Learning WordprocessingML particularly how Word behaves when it encounters various markup constructs is an iterative process. You go back and forth between the text editor and the Word application, closing the document in Word so you can make changes to it elsewhere, and then re-opening it to see what effects those changes have. You make hypotheses and you test them. Anything you can do to speed up the iterations of this process will help. Below are several pieces of advice to consider as you begin this educational journey.
Since Microsoft has released fairly limited documentation of WordprocessingML so far, it is often best to learn through experimentation. Create a document in Word that uses various formatting features you are interested in. Save the document as XML. Then, investigate the WordprocessingML for the document, making note of how various document structures are represented as XML. Internet Explorer can be a good tool for viewing WordprocessingML documents. (See the sidebar "Using Internet Explorer to Inspect WordprocessingML Documents.")
- Don't try to learn everything
This tip offsets the first one. It is sometimes possible to get hung up on particular theoretical questions or problems when experimenting with WordprocessingML. But if you want to remain productive, you should be prepared to suspend understanding at various turns in your investigation. The beauty of WordprocessingML is that you can accomplish quite a lot without understanding everything in the markup. For example, to create a stylesheet that generates WordprocessingML documents, you would only need to prepare the document in Word itself, save it as XML, and then copy and paste the bulk of it into your stylesheet, zeroing in on only the elements that contain dynamic content.
- Use the Reveal Formatting task pane
Word's Reveal Formatting task pane (press Shift-F1) provides a very helpful intermediate view of formatting properties between the WordprocessingML itself and how the document actually looks. Moreover, if you check the "Distinguish style source" checkbox (at the bottom of the task pane), it will identify the source of specific formatting properties, distinguishing between those that are defined in a style and those that are applied as direct formatting. This chapter includes some example screen shots that use the Reveal Formatting task pane.
- Use the XML Toolbox
The XML Toolbox was quietly released by Microsoft as a plug-in for Word. It is Word's equivalent of View Source, and it is a godsend. It lets you view the underlying WordprocessingML for a document or selection right from within Word. You can also manually insert WordprocessingML, using the "Insert XML" dialog, shown in Figure 2-2. Ultimately, it is not a substitute for saving as XML, as it leaves out some things (such as document metadata and spelling errors). One caveat is that the XML Toolbox plug-in requires .NET Programmability support. This means that the .NET Framework 1.1 must have been installed prior to the Office 2003 installation. Get and read about this plug-in at http://msdn.microsoft.com/library/en-us/dnofftalk/html/odc_office01012004.asp
Figure 2-2. The "Insert XML" dialog, available only with the XML Toolbox plug-in for Word
Using Internet Explorer to Inspect WordprocessingML Documents
Internet Explorer's default tree-view stylesheet for XML documents provides a handy, readable way to investigate the structure of WordprocessingML documents. However, if you try opening a WordprocessingML document in IE (e.g., by right-clicking the file and selecting Open With Internet Explorer), IE turns around and launches Word, because it too is now trained to recognize and honor the mso-application processing instruction. There are two techniques for getting around this.
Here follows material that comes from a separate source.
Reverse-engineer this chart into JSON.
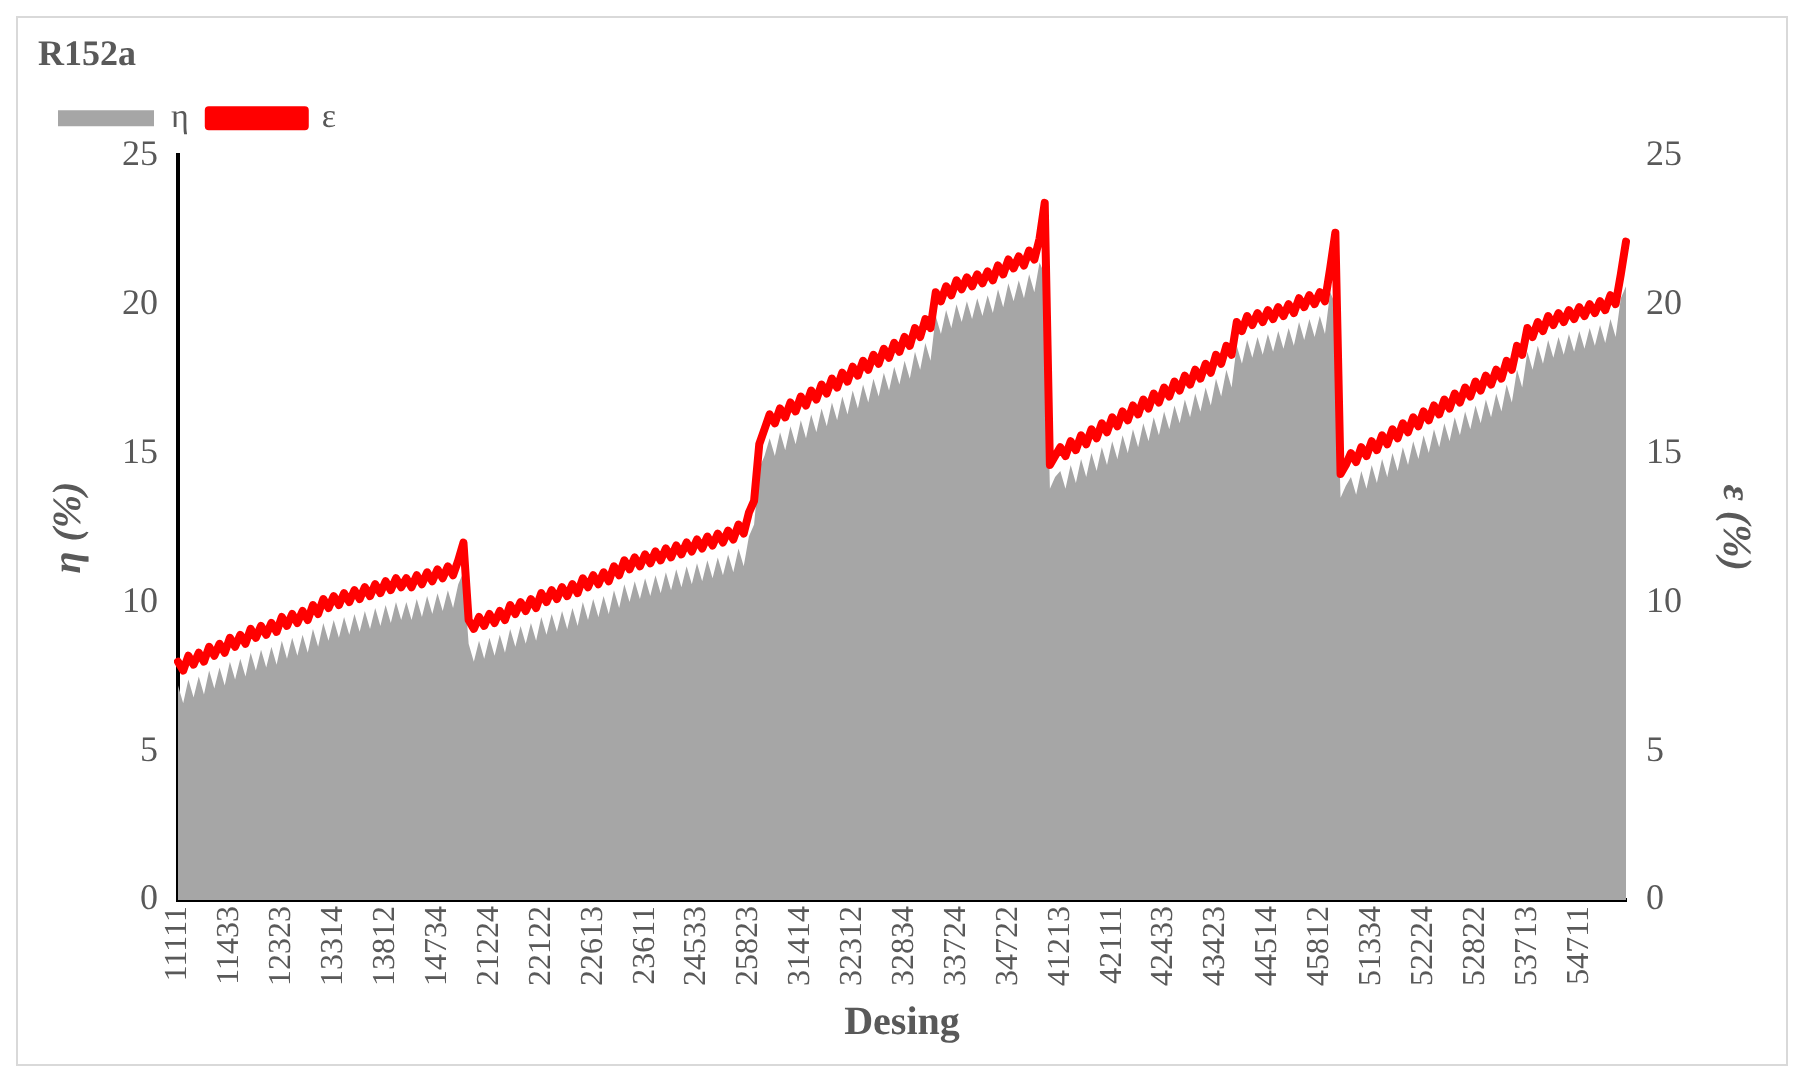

The first technique is to simply remove the mso-application PI before opening the WordprocessingML document in IE:
Save the Word document as XML and then close it.
Open the newly saved WordprocessingML document in Notepad.
Delete or comment out the mso-application PI and re-save.
IE will now display the document using its pretty XML tree view, and will continue to do so even if the document is subsequently updated by Word to include the mso-application PI. Once you've initially opened it in IE, you can refresh IE to see how changes to the document from within Word affect the underlying WordprocessingML.
The second technique involves making a temporary global system change, obviating the need to comment out the mso-application PI for each and every document you want to inspect.
Open the Registry Editor by selecting Start Run and typing regedit.
Find the sub-key named HKEY_LOCAL_MACHINE\SOFTWARE\Microsoft\Office\11.0\Common\Filter\text/xml.
Right-click the Word.Document string value entry, and select Rename.
Change the name to something like Word.DocumentDISABLED.
This will make it easy to restore the setting later, by simply renaming it again and removing the "DISABLED" part. With the WordprocessingML filter effectively disabled, IE will now open WordprocessingML documents using its default XML tree-view stylesheet just like any other XML document. Windows Explorer, however, will still continue to associate WordprocessingML documents with Word, which is probably what you will always want.